Monique Lovato

Monique Lovato

As the recession deepens and millions of workers are displaced, adults without postsecondary credentials attempting to re-enter the job market face a steeper climb than ever. 

Three-quarters of all jobs in Colorado already require education and training beyond high school, according to the Colorado Department of Higher Education, and that number is only expected to increase.  

Between February and May, the unemployment rate for workers with a high school diploma or less climbed by more than 12 percentage points, compared to 5.5 percentage points for workers with a bachelor’s degree or higher, according to the Bureau of Labor Statistics. During the last recession, over a decade ago, four of every five jobs lost required a high school equivalency or less. 

new report by the Bell Policy Center highlights a promising new collaborative model in Denver to address these challenges with a career pathway focused on expanding economic opportunity for workers without a college degree. 

Led by Mi Casa Resource CenterCommunity College of Aurora and MSU Denver, the initiative enables people to work full-time in a bank or credit union with good wages and benefits while pursuing affordable postsecondary credentials simultaneously. 

Known as a “stackable” credential model, the skills gained from Mi Casa Resource Center’s four-week financial services training program align directly with the prerequisites for earning related certificates at the Community College of Aurora and a bachelor’s degree in banking at MSU Denver. 

It’s a uniquely affordable education pathway that includes a good job, training, relevant certificates, and a specialized degree in banking.  

“Considering the benefits offered by many financial services employers, including tuition reimbursement, this model of program offers an attainable pathway to completing a high value bachelor’s degree for working adults at a low-cost to the student,” says Rey Hernandez-Julian, professor of finance at MSU Denver.  

Mi Casa Resource Center — and its partners — are driven by our commitment to economic equity for Black, Latinx and other workers of color. The stackable credential career pathway model directly addresses barriers to economic equity by making postsecondary education practical, affordable and part of a seamless pathway to employment and career advancement. 

Postsecondary education attainment remains the number-one factor that influences an individual’s earning potential over time. Colorado is the second most educated state in the country, largely due to the many transplants who move here with college degrees. 

Yet, troubling attainment gaps persist in the state. 

Among white Coloradans, 64% hold a postsecondary degree or certificate, compared to 41% of Blacks and only about 30% of Latinx and Native American/Indigenous adults living in the state. (Among states with large Latinx populations, Colorado has the largest postsecondary attainment gap between whites and Latinx residents.)

The type of flexible and cost-effective career pathway detailed in the new report not only leads to employment and income growth for disadvantaged workers, it supports industry by shoring up the state’s ability to meet current and future workforce demands.  

This mutual benefit is evident in the significant industry representation from local banks and credit unions that have informed the curriculum and continue to hire graduates, even in the midst of a recession. 

However, to replicate and scale these innovations, broad policy solutions are needed.  

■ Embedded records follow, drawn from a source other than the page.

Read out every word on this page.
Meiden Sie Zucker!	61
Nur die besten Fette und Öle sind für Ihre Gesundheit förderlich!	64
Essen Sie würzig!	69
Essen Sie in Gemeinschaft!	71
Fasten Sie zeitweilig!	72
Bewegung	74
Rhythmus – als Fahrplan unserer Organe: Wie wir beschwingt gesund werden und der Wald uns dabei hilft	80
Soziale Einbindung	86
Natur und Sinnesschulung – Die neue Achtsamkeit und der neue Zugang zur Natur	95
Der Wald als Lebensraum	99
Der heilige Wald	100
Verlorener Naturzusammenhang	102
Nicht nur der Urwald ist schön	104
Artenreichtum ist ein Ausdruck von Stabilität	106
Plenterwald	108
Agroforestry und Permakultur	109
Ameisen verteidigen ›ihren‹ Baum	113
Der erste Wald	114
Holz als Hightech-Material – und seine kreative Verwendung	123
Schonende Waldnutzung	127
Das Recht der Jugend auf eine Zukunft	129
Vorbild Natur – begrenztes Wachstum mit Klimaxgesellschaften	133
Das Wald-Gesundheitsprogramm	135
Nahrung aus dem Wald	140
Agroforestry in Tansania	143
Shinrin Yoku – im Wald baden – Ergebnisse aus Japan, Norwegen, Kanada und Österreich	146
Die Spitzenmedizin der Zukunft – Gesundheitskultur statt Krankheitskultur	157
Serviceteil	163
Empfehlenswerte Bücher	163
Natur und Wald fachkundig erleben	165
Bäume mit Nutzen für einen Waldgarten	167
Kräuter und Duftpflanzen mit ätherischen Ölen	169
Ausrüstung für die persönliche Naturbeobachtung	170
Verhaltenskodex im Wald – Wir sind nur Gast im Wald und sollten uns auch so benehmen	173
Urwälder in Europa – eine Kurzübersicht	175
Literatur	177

The 2020 legislative session included passage of HB20-1002, an important first step, which authorizes a statewide plan for awarding college credit for work-related experience.  

But to realize the promise of this new model to remove barriers to economic advancement, much more needs to be done at the state level to support the development and implementation of equity-centered stackable credential programs, including granting credit to adults for prior learning and experience gained on the job.  

Policy makers have talked a lot about how traditional four-year degrees should no longer be the only solution for economic mobility. The new report details an attainable, alternative pathway that ensures we are upskilling more Coloradans who are already here and contributing but who lack postsecondary credentials. For far too long our state has skirted this issue by relying on the well-educated workers who move to Colorado. 

Investing in career pathways that put people to work and provide access to higher education — at the same time — is exactly how policy makers in Colorado can support economic equity for our state’s residents. 

Monique Lovato is the chief executive officer of Mi Casa Resource Center in Denver.